Les monastères sont, dans le monde des âmes, ce que sont, dans les grandes villes, les vastes jardins qui préservent la pureté de l'atmosphère:ils recueillent la lumière et thésaurisent le silence, sans lequel toute parole est vaine.
Quand dans l'émerveillement de la musique, de l'architecture, de la peinture, de la nature ou de l'amour, vous vous sentez délivré de vous-même, votre regard se porte sur la beauté et, tandis que vous vous perdez de vue, vous vous sentez exister avec une plénitude incomparable. Et c'est à ce moment là justement que la vie atteint son sommet, quand cessant de vous regarder vous n'êtes plus qu'un regard vers l'autre.
Homme du matin autant que du soir, comment ne dirais-je pas cette respiration, au réveil du jour, du silence où le merle semble puiser les perles liquides qui roulent de sa gorge dans l'air vierge qui a germé sous le voile de la nuit? Et aussitôt les moineaux commencent à tisser avec leurs petits becs cette tapisserie pépiante où ma prière s'adosse pour écouter la Voix à nulle autre pareille qui dit tout sans paroles.
L’homme le plus doué, le plus puissant, dès qu’il cesse d’aller vers l’autre, immédiatement devient stérile parce que tout ce qu’il a, tous ses dons, tous ses talents, ne font plus que graviter dans ce moi animal qui est un moi esclave.

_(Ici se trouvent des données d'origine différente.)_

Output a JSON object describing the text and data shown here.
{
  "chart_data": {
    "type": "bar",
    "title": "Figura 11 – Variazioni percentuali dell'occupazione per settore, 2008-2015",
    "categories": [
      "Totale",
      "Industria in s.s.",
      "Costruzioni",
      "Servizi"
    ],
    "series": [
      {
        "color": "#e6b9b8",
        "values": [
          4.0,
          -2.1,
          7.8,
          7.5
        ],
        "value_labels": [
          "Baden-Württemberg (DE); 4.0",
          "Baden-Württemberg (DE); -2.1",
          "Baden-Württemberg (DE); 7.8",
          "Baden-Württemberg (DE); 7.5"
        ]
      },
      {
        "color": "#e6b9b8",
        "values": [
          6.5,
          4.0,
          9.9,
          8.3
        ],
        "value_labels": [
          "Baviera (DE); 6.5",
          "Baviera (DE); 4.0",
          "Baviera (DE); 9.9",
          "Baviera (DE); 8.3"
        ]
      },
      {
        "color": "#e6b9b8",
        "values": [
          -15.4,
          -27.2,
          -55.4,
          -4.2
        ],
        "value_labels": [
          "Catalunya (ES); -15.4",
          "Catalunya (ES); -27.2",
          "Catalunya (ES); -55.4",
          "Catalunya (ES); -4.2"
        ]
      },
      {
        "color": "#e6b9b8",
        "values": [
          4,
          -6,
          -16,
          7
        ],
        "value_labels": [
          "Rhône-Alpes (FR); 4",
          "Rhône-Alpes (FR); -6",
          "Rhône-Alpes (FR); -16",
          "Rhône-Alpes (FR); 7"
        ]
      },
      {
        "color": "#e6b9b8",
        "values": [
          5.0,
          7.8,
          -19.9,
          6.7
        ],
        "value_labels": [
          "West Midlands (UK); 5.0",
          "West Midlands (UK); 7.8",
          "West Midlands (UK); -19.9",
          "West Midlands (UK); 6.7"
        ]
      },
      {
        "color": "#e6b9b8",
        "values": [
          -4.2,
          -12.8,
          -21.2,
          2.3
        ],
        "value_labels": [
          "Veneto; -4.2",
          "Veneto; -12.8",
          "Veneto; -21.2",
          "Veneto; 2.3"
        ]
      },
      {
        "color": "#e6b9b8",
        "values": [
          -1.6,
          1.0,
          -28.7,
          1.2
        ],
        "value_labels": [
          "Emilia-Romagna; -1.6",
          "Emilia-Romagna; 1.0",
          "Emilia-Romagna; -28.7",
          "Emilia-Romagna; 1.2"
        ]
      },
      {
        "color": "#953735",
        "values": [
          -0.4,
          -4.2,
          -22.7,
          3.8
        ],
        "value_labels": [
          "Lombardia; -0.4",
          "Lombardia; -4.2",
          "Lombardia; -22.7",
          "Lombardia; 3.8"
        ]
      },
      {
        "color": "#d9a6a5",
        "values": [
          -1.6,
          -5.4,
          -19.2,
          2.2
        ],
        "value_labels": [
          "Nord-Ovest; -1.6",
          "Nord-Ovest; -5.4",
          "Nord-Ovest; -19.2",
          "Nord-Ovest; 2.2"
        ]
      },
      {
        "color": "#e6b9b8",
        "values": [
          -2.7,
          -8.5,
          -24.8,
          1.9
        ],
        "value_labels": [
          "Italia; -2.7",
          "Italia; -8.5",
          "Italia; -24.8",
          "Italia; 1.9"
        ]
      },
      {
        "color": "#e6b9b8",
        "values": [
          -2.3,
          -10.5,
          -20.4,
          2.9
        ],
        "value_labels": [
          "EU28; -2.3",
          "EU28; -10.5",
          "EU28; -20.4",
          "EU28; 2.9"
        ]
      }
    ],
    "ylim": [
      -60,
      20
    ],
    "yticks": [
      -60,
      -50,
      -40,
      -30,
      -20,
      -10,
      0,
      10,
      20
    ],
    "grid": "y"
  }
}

Cette expérience consista essentiellement à l'époque à percevoir l'exigence de pureté dans une personne. Il s'agissait donc d'autre chose que d'une morale d'interdit qui engendre un sentiment de culpabilité. Il s'agissait d'un rapport lumineux avec quelqu'un en qui la pureté s'identifiait avec l'être.

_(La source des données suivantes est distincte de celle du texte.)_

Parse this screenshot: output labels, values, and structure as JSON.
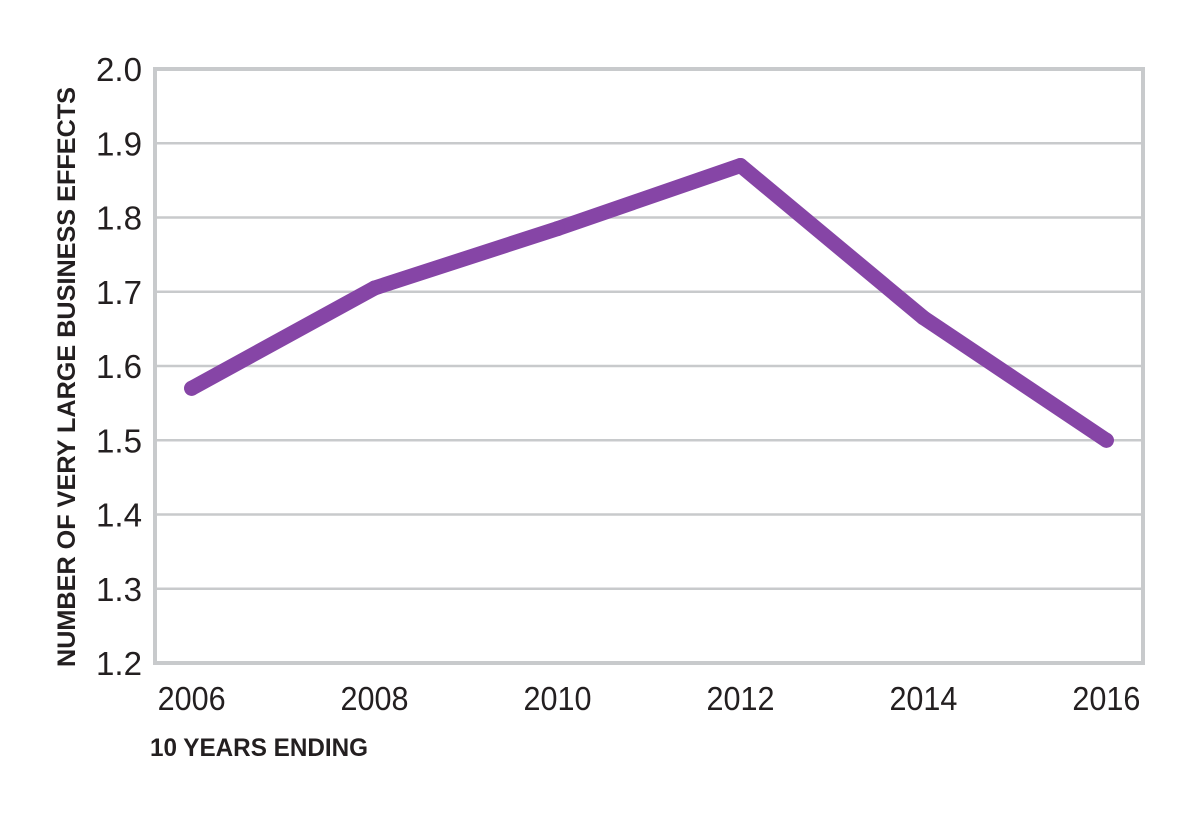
{
  "chart_data": {
    "type": "line",
    "title": "",
    "xlabel": "10 YEARS ENDING",
    "ylabel": "NUMBER OF VERY LARGE BUSINESS EFFECTS",
    "x_ticks": [
      "2006",
      "2008",
      "2010",
      "2012",
      "2014",
      "2016"
    ],
    "y_ticks": [
      "2.0",
      "1.9",
      "1.8",
      "1.7",
      "1.6",
      "1.5",
      "1.4",
      "1.3",
      "1.2"
    ],
    "xlim": [
      2005.6,
      2016.4
    ],
    "ylim": [
      1.2,
      2.0
    ],
    "grid": true,
    "series": [
      {
        "x": [
          2006,
          2008,
          2010,
          2012,
          2014,
          2016
        ],
        "y": [
          1.57,
          1.705,
          1.785,
          1.87,
          1.665,
          1.5
        ]
      }
    ],
    "colors": {
      "line": "#8645a6",
      "grid": "#c8cacc",
      "frame": "#c8cacc",
      "text": "#231f20"
    }
  }
}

Les livres, je leur dois cette conversation qui ne lasse ni ne blesse jamais, ce besoin de silence qu'ils nourrissent, ce tranquille bonheur qui n'est pris à personne, ce stimulant indispensable qu'ils ne cessent d'offrir à ma pensée et, dans les heures tragiques, la présence de l'éternel, dont ils sont la quête et le signe.
Les hommes qui disent quelque chose ne sont pas très nombreux : ceux qui écoutent sont encore plus rares.
Il y a en chacun de nous une vocation mystique qui s'ignore le plus souvent. Notre moi nous accable et nous avons besoin d'être guéris de nous-mêmes. Nous ne sommes vraiment heureux qu'en nous perdant de vue, en nous effaçant en ce qui nous dépasse. Nous voudrions avoir notre point d'attache en un autre. Nous sommes travaillés obscurément par cette aspiration qui pousse les saints à s'identifier à Dieu, à mettre en lui leur vrai moi : "Et maintenant, ce n'est plus moi qui vis, c'est Dieu qui vit en moi."